Preparation of zero-thermal-quenching tunable emission bismuth-containing phosphors through the topochemical design of ligand configuration

Abstract

Bismuth-doped luminescent materials have obtained widespread attention for solid state lighting and optical sensing due to their excellent luminescence properties and preparation in a non-reducing green environment. However, the luminescence tuning of Bi³⁺ is a huge challenge, restricting its application. In this work, we regulate the emission of Bi³⁺ through the topochemical design of the ligand configuration and means of excitation-driven. When the ratio of Nb⁵⁺/Ta⁵⁺ in the host is changed, the dissymmetry in the lattice configuration of the two cations (Nb⁵⁺/Ta⁵⁺) makes the crystal electron cloud expand, and the nephelauxetic effect increases the bond length between the activator (Bi³⁺) and ligand (O²⁻) in the host, thereby reducing the field splitting energy of Bi³⁺, and the blue shift of Bi³⁺ emission is realized. When Bi³⁺ replaces Y³⁺, Bi³⁺ and O²⁻ form an irregular twisted octahedron, and each Bi³⁺ with a different lattice configuration is a luminescent site. The emission peak of Bi³⁺ can be red-shifted from 419 nm to 473 nm and is excitation-driven. On the basis of the tunable luminescence characteristics of the phosphor, a white-emitting single-phase phosphor (YNb_0.2Ta_0.8O₄:Bi³⁺,Eu³⁺) with adjustable corrected color temperature (CCT) was prepared by building Bi³⁺-Eu³⁺energy transfer.
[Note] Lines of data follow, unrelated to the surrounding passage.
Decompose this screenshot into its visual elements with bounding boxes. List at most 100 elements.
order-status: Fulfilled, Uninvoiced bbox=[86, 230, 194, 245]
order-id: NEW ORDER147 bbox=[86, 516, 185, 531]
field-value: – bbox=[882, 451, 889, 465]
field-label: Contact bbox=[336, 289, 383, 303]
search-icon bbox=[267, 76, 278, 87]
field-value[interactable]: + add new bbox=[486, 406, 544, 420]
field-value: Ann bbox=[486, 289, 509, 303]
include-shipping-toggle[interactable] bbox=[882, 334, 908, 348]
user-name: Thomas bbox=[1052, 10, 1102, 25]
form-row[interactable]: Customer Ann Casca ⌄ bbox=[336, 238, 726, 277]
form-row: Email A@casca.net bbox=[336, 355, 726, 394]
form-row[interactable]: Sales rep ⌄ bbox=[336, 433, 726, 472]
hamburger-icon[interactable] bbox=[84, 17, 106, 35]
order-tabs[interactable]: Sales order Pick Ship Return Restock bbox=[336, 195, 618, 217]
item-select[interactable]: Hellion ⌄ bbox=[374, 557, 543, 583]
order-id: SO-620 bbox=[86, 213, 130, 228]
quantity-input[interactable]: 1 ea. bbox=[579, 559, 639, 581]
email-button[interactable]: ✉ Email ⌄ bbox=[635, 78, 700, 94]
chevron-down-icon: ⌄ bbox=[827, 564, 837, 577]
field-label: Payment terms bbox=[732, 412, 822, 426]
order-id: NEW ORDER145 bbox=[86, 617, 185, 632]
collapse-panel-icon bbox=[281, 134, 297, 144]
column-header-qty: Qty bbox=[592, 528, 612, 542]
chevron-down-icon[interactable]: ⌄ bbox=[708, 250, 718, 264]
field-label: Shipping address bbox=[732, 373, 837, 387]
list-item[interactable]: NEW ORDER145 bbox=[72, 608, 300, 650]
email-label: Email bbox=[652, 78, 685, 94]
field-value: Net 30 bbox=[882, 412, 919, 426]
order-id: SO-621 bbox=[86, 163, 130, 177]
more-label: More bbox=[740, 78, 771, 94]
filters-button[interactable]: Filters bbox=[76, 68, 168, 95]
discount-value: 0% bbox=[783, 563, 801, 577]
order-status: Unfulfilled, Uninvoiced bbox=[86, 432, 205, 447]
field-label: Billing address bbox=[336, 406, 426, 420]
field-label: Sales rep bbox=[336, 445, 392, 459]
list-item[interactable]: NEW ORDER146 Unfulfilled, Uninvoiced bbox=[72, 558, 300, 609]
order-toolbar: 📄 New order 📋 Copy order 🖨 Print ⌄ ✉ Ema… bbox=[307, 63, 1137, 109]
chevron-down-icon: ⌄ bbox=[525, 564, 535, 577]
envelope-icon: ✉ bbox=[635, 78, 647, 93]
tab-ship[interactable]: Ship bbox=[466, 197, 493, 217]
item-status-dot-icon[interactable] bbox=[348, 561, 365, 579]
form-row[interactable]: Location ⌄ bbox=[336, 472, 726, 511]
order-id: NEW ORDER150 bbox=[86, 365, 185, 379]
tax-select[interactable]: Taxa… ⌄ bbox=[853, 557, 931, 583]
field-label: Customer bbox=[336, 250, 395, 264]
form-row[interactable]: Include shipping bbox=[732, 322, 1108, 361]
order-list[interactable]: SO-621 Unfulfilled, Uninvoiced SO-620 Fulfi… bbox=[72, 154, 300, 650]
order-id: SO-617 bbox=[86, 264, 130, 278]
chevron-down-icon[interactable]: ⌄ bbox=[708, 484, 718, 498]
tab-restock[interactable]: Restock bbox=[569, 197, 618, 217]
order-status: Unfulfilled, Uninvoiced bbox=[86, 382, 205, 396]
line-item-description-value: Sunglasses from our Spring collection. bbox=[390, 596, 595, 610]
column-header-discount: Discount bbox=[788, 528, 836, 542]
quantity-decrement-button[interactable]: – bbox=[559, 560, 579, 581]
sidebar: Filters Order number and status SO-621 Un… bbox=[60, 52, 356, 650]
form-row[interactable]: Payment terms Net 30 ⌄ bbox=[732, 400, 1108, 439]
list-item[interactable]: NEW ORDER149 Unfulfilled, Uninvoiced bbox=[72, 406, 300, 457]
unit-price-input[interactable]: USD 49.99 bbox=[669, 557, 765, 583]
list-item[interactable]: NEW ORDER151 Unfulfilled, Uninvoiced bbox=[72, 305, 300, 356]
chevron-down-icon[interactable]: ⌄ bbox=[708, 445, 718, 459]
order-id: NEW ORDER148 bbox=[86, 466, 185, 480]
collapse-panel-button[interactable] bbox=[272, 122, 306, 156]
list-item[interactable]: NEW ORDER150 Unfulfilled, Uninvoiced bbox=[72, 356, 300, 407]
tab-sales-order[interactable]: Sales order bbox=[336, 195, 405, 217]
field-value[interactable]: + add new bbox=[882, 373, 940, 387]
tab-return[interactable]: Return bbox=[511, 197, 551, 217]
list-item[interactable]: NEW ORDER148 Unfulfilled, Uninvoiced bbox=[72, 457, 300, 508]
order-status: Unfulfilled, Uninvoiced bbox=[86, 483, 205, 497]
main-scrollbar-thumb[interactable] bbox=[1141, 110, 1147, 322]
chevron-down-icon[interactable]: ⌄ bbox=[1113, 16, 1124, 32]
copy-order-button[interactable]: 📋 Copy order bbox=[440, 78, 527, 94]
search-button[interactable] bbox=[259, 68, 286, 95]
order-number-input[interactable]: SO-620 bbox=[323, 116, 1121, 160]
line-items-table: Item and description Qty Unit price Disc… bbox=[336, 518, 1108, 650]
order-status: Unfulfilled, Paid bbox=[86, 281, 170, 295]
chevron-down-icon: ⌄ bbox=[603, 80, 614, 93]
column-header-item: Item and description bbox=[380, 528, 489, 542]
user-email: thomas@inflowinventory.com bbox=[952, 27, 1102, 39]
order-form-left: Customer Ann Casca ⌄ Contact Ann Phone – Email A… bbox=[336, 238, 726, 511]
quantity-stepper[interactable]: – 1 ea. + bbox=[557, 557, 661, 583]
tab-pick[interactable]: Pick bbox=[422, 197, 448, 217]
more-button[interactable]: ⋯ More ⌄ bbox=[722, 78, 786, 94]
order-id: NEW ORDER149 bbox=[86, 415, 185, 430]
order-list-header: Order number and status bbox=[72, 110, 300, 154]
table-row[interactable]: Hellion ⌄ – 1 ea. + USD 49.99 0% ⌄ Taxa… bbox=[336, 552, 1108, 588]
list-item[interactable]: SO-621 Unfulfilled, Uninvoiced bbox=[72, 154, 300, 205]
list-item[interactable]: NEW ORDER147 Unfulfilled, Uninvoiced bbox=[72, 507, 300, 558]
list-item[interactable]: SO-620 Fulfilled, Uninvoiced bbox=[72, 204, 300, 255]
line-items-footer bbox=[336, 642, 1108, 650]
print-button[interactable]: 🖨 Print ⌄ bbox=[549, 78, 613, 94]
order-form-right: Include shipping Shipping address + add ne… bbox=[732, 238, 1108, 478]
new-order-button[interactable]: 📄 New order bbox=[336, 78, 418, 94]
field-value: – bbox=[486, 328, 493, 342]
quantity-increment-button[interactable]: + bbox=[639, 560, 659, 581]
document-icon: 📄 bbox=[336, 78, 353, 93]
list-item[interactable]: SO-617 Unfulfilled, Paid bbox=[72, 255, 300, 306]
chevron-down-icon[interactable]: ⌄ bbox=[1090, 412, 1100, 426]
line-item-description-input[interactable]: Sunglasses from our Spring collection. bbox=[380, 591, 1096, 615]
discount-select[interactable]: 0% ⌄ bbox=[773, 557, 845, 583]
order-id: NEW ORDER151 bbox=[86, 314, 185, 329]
Even more surprising is that Eu³⁺ appears at zero thermal-quenching, and the emission intensity increases with increasing temperature. The emission intensity of Bi³⁺ can reach 62.3% at 423 K, and the phosphor can still emit warm-white light at a high temperature of 443 K. Furthermore, on the basis of the unique zero thermal quenching characteristics of Eu³⁺, a non-contact optical temperature sensing phosphor (YNb_0.8Ta_0.2O₄:Bi³⁺,Eu³⁺) was prepared. The material shows good temperature measurement performance in the temperature range of 303–523 K, and the relative sensitivity Sr reaches 1.80% K⁻¹. This topochemical design of ligand configuration provides a new perspective for the development of high-performance phosphors with tunable emission.